For their final projects, students were asked to examine recent scandals within the framework of media coverage. Bailey Mohr chose to focus on the discrepancy in coverage of two congressmen from New York—Republican Chris Lee and Democrat Anthony Weiner—both of whom resigned in disgrace after posting suggestive photos online.
“Even though the content surrounding the two scandals was similar, the stories received very different amounts of media coverage and scrutiny,” said Mohr. “I discovered that a politician’s response to a scandal directly impacts how that scandal plays out in the media.”
Mohr’s analysis noted that Weiner’s behavior became a major media item that remained in the news cycle for months. In particular, he was mocked by the Daily Show with Jon Stewart primarily because of his denial of guilt over the sexually explicit photos at the center of the scandal. Mohr asserted that because Weiner waited 20 days to admit his guilt, he prolonged the media coverage and gave the press more of a story. In contrast, Lee handled a similar situation very differently. By admitting fault and resigning a few hours after his story broke on the blog Gawker, Lee “did not give the media much to report on,” said Mohr.

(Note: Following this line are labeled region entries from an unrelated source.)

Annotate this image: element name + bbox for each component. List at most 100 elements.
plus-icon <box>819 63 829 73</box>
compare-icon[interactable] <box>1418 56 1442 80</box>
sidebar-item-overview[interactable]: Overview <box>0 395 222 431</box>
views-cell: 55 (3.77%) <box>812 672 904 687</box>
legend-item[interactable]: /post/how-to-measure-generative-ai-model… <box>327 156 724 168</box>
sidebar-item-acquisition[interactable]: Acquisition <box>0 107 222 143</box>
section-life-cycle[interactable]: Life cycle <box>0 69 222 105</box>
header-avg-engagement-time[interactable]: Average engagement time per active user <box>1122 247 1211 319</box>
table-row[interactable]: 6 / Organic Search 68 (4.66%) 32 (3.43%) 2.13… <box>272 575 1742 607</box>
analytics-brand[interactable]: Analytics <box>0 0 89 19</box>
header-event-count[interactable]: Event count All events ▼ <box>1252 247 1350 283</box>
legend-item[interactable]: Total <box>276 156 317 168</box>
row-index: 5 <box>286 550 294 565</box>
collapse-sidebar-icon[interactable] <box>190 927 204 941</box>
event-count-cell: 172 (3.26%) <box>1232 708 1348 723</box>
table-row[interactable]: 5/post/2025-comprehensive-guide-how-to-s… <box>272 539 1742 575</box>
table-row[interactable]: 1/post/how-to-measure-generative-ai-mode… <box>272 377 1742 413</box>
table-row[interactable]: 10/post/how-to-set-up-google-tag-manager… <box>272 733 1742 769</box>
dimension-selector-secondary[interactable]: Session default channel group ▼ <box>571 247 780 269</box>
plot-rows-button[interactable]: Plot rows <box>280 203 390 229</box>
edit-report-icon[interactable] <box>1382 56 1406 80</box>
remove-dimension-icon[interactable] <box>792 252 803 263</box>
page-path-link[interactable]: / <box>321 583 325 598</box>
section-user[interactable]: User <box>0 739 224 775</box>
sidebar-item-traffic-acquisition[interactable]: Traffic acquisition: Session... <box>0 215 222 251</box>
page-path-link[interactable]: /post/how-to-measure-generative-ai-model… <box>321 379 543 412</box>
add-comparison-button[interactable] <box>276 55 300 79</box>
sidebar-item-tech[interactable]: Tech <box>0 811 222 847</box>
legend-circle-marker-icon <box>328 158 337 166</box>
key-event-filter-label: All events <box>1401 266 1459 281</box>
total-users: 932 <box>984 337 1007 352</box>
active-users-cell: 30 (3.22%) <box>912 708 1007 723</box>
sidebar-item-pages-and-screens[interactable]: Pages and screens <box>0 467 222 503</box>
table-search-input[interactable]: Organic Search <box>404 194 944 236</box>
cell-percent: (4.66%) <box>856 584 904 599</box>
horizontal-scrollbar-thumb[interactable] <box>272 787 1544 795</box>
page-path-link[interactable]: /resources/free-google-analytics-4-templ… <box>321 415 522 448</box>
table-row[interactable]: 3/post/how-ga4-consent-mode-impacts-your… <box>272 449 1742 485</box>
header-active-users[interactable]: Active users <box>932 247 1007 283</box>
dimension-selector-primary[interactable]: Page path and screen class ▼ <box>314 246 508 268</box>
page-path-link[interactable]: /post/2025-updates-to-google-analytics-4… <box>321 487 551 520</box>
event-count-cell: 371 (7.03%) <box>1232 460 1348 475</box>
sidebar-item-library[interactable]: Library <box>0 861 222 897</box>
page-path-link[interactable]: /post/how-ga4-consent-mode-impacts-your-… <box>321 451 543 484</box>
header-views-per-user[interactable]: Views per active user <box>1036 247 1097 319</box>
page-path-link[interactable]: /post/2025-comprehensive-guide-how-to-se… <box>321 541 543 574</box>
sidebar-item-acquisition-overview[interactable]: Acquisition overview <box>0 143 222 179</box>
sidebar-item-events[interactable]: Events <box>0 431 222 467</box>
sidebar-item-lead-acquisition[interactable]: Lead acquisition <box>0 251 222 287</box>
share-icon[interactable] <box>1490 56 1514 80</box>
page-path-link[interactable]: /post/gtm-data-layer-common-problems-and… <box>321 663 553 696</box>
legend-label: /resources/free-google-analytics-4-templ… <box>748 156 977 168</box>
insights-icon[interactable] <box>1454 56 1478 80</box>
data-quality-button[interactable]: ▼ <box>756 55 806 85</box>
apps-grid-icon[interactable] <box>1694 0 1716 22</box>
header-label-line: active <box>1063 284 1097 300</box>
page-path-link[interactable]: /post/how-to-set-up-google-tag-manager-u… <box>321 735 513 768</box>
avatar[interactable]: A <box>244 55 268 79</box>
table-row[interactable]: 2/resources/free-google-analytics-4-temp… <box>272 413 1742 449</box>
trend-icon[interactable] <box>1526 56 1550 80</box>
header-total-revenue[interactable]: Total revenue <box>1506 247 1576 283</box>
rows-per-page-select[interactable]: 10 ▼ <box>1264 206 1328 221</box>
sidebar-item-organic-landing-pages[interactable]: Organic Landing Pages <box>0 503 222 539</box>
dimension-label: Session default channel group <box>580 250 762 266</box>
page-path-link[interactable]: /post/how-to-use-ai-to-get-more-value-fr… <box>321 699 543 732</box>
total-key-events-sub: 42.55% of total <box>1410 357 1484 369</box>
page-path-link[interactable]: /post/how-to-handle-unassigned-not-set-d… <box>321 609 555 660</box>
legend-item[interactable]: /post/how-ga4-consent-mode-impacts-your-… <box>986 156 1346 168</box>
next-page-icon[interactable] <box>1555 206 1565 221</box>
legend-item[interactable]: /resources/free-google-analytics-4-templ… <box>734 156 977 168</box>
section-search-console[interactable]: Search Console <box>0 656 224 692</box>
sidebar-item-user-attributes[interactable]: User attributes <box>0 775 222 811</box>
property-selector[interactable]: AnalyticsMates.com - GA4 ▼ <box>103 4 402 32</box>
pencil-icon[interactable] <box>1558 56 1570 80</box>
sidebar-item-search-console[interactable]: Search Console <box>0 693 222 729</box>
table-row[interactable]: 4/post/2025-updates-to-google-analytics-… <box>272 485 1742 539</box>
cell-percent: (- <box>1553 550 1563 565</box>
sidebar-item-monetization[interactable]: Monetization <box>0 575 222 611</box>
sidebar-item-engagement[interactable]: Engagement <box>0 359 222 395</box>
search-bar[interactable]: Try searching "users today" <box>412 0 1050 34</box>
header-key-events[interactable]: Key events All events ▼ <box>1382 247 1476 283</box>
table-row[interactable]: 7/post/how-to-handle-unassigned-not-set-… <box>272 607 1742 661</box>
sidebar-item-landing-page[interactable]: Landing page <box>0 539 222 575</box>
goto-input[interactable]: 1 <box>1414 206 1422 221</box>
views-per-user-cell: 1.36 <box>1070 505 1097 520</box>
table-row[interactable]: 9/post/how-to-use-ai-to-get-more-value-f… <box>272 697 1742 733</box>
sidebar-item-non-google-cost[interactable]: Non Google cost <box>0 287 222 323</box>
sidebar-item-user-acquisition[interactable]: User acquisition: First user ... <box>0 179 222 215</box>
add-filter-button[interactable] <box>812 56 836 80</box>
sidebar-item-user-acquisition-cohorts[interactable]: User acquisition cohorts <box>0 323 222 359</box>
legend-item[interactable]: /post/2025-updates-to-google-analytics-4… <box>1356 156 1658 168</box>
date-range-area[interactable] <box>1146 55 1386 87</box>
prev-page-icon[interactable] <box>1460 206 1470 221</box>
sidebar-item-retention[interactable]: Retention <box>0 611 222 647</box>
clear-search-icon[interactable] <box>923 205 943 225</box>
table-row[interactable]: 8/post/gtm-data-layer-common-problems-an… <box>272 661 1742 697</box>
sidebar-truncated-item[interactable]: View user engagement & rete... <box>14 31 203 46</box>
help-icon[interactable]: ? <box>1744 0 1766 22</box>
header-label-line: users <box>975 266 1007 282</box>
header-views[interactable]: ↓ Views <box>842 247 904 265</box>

Class discussion revolved around morality issues in the context of how politicians handled the news and how new technology affected coverage. For example, established newspapers such as the New York Times portrayed a more conservative view of the events, while the blogs and the Daily Show set a more mocking, sarcastic tone in reporting on the politicians’ behavior.
“Sex scandals always provide some insight into broader transformations in American culture,” said Heap. “But what I really enjoy about teaching this class is the opportunity to learn from my students. As they discover most of these scandals for the first time, they bring new and diverse perspectives to the material that inevitably renews and reshapes my own understanding of the course topic and readings.”